Airbus is Landing Flying Cars with Lasers

The octocopter PAV will utilize lasers and an autonomous technology called Peregrine.

Airbus Vahana
Airbus A^3 has teamed with Near Earth Autonomy to develop the Vahana flying car's laser-guided landing system.Airbus

Okay, so it's not a flying car in the sense we grew up imagining, but Airbus A^3's octocopter personal aerial vehicle, Vahana, is still quite impressive.

Utilizing eight propellers mounted on rotating wings, Vahana is capable of vertical take-off and horizontal flight. The landing, however, is where it gets tricky.

"Takeoff is fairly scripted," Sanjiv Signh, the CEO of Near Earth Autonomy — a company that makes sensors and robotic controls for aerial vehicles like drones — told Wired. "But the landing site may not be ready to take a vehicle. Maybe something went wrong, and there's already a vehicle on deck."

That’s where Vahana’s onboard lasers and Near Earth Autonomy technology, Peregrine, come into play. Mounted under the fuselage, it contains lidar, inertial measurement, GPS sensors and plenty of processing power. Once the Vahana drops below 65 feet its laser begins a three-dimensional scan, sending data back and suggesting the best landing zone.

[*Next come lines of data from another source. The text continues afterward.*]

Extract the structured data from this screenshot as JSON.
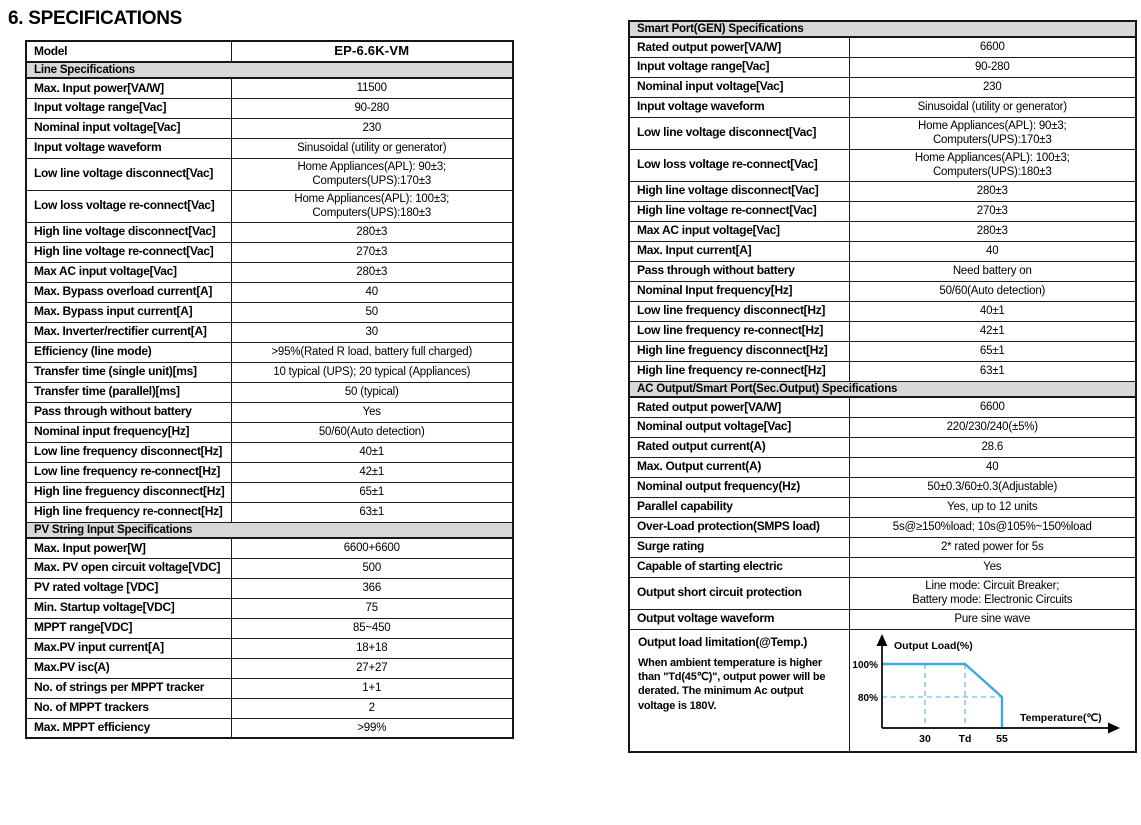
{
  "page_title": "6. SPECIFICATIONS",
  "left_table": {
    "rows": [
      {
        "type": "model",
        "label": "Model",
        "value": "EP-6.6K-VM"
      },
      {
        "type": "section",
        "label": "Line Specifications"
      },
      {
        "label": "Max. Input power[VA/W]",
        "value": "11500"
      },
      {
        "label": "Input voltage range[Vac]",
        "value": "90-280"
      },
      {
        "label": "Nominal input voltage[Vac]",
        "value": "230"
      },
      {
        "label": "Input voltage waveform",
        "value": "Sinusoidal (utility or generator)"
      },
      {
        "label": "Low line voltage disconnect[Vac]",
        "value": "Home Appliances(APL): 90±3;\nComputers(UPS):170±3"
      },
      {
        "label": "Low loss voltage re-connect[Vac]",
        "value": "Home Appliances(APL): 100±3;\nComputers(UPS):180±3"
      },
      {
        "label": "High line voltage disconnect[Vac]",
        "value": "280±3"
      },
      {
        "label": "High line voltage re-connect[Vac]",
        "value": "270±3"
      },
      {
        "label": "Max AC input voltage[Vac]",
        "value": "280±3"
      },
      {
        "label": "Max. Bypass overload current[A]",
        "value": "40"
      },
      {
        "label": "Max. Bypass input current[A]",
        "value": "50"
      },
      {
        "label": "Max. Inverter/rectifier current[A]",
        "value": "30"
      },
      {
        "label": "Efficiency (line mode)",
        "value": ">95%(Rated R load, battery full charged)"
      },
      {
        "label": "Transfer time (single unit)[ms]",
        "value": "10 typical (UPS); 20 typical (Appliances)"
      },
      {
        "label": "Transfer time (parallel)[ms]",
        "value": "50 (typical)"
      },
      {
        "label": "Pass through without battery",
        "value": "Yes"
      },
      {
        "label": "Nominal input frequency[Hz]",
        "value": "50/60(Auto detection)"
      },
      {
        "label": "Low line frequency disconnect[Hz]",
        "value": "40±1"
      },
      {
        "label": "Low line frequency re-connect[Hz]",
        "value": "42±1"
      },
      {
        "label": "High line freguency disconnect[Hz]",
        "value": "65±1"
      },
      {
        "label": "High line frequency re-connect[Hz]",
        "value": "63±1"
      },
      {
        "type": "section",
        "label": "PV String Input Specifications"
      },
      {
        "label": "Max. Input power[W]",
        "value": "6600+6600"
      },
      {
        "label": "Max. PV open circuit voltage[VDC]",
        "value": "500"
      },
      {
        "label": "PV rated voltage [VDC]",
        "value": "366"
      },
      {
        "label": "Min. Startup voltage[VDC]",
        "value": "75"
      },
      {
        "label": "MPPT range[VDC]",
        "value": "85~450"
      },
      {
        "label": "Max.PV input current[A]",
        "value": "18+18"
      },
      {
        "label": "Max.PV isc(A)",
        "value": "27+27"
      },
      {
        "label": "No. of strings per MPPT tracker",
        "value": "1+1"
      },
      {
        "label": "No. of MPPT trackers",
        "value": "2"
      },
      {
        "label": "Max. MPPT efficiency",
        "value": ">99%"
      }
    ]
  },
  "right_table": {
    "rows": [
      {
        "type": "section",
        "label": "Smart Port(GEN) Specifications"
      },
      {
        "label": "Rated output power[VA/W]",
        "value": "6600"
      },
      {
        "label": "Input voltage range[Vac]",
        "value": "90-280"
      },
      {
        "label": "Nominal input voltage[Vac]",
        "value": "230"
      },
      {
        "label": "Input voltage waveform",
        "value": "Sinusoidal (utility or generator)"
      },
      {
        "label": "Low line voltage disconnect[Vac]",
        "value": "Home Appliances(APL): 90±3;\nComputers(UPS):170±3"
      },
      {
        "label": "Low loss voltage re-connect[Vac]",
        "value": "Home Appliances(APL): 100±3;\nComputers(UPS):180±3"
      },
      {
        "label": "High line voltage disconnect[Vac]",
        "value": "280±3"
      },
      {
        "label": "High line voltage re-connect[Vac]",
        "value": "270±3"
      },
      {
        "label": "Max AC input voltage[Vac]",
        "value": "280±3"
      },
      {
        "label": "Max. Input current[A]",
        "value": "40"
      },
      {
        "label": "Pass through without battery",
        "value": "Need battery on"
      },
      {
        "label": "Nominal Input frequency[Hz]",
        "value": "50/60(Auto detection)"
      },
      {
        "label": "Low line frequency disconnect[Hz]",
        "value": "40±1"
      },
      {
        "label": "Low line frequency re-connect[Hz]",
        "value": "42±1"
      },
      {
        "label": "High line freguency disconnect[Hz]",
        "value": "65±1"
      },
      {
        "label": "High line frequency re-connect[Hz]",
        "value": "63±1"
      },
      {
        "type": "section",
        "label": "AC Output/Smart Port(Sec.Output) Specifications"
      },
      {
        "label": "Rated output power[VA/W]",
        "value": "6600"
      },
      {
        "label": "Nominal output voltage[Vac]",
        "value": "220/230/240(±5%)"
      },
      {
        "label": "Rated output current(A)",
        "value": "28.6"
      },
      {
        "label": "Max. Output current(A)",
        "value": "40"
      },
      {
        "label": "Nominal output frequency(Hz)",
        "value": "50±0.3/60±0.3(Adjustable)"
      },
      {
        "label": "Parallel capability",
        "value": "Yes, up to 12 units"
      },
      {
        "label": "Over-Load protection(SMPS load)",
        "value": "5s@≥150%load; 10s@105%~150%load"
      },
      {
        "label": "Surge rating",
        "value": "2* rated power for 5s"
      },
      {
        "label": "Capable of starting electric",
        "value": "Yes"
      },
      {
        "label": "Output short circuit protection",
        "value": "Line mode: Circuit Breaker;\nBattery mode: Electronic Circuits"
      },
      {
        "label": "Output voltage waveform",
        "value": "Pure sine wave"
      }
    ],
    "chart_row": {
      "label": "Output load limitation(@Temp.)",
      "note": "When ambient temperature is higher than \"Td(45℃)\", output power will be derated. The minimum Ac output voltage is 180V."
    }
  },
  "chart_data": {
    "type": "line",
    "title": "Output load limitation(@Temp.)",
    "xlabel": "Temperature(℃)",
    "ylabel": "Output Load(%)",
    "x_ticks": [
      "30",
      "Td",
      "55"
    ],
    "y_ticks": [
      "100%",
      "80%"
    ],
    "series": [
      {
        "name": "output-load-derating",
        "x": [
          "0",
          "Td",
          "55",
          "55"
        ],
        "y": [
          100,
          100,
          80,
          0
        ]
      }
    ],
    "annotations": {
      "Td": "45℃"
    },
    "line_color": "#3fa9dc",
    "dash_color": "#8cc9e9",
    "axis_color": "#000000"
  }
}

While PAV technology has come a long way since the Moller M400 Skycar blunders, some industry leaders believe we're a long way from fully autonomous flight.

“Today you have several sensor systems which are available to provide information on the surroundings to detect moving objects or human forms,” says Neva Aerospace CEO Robert Vergnes. “But the software which is going to make decisions does not yet exist.”